突然、「フッ」と笑い出す、風のイースティン。
そうして、こう言い放ちました。
「な~んだ!それが君の限界か!なんたる弱点!遠く離れた敵を攻撃できない。そうだろう?」
そう言われて、「グヌヌ…」と唸るコトしかできない勇者アカサタ。
「こりゃ、拍子抜けだな…」
アカサタは、何も言い返せません。なにしろ、それは純然たる事実なのですから。
遠距離の敵を攻撃する方法が全くないわけではないのですが、どれも大した威力ではありません。たとえ、使ったとしても、ダメージなど与えられないでしょう。そのコトは、アカサタ自身が一番よくわかっていました。
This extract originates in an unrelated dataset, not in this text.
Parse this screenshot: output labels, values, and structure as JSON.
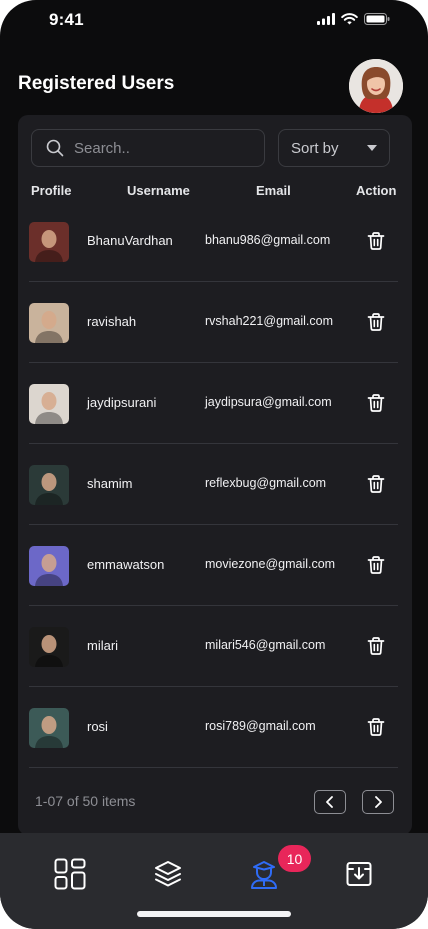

それから、離れたままの位置で、風のイースティンは、こう宣言します。
「魔王様に、君は殺すなと言われている。けれども、それが君の限界ならば、時間の問題だね。魔王ダックスワイズ様は、成長しない者に興味はない。いつまでも、そのままならば、君に対する興味も失われることだろう!」
その言葉を黙って聞いている勇者アカサタ。
「じゃあね!僕も、君の成長に期待してるよ♪」
そう言って、風のイースティンは、まさに風のように去っていってしまったのでした。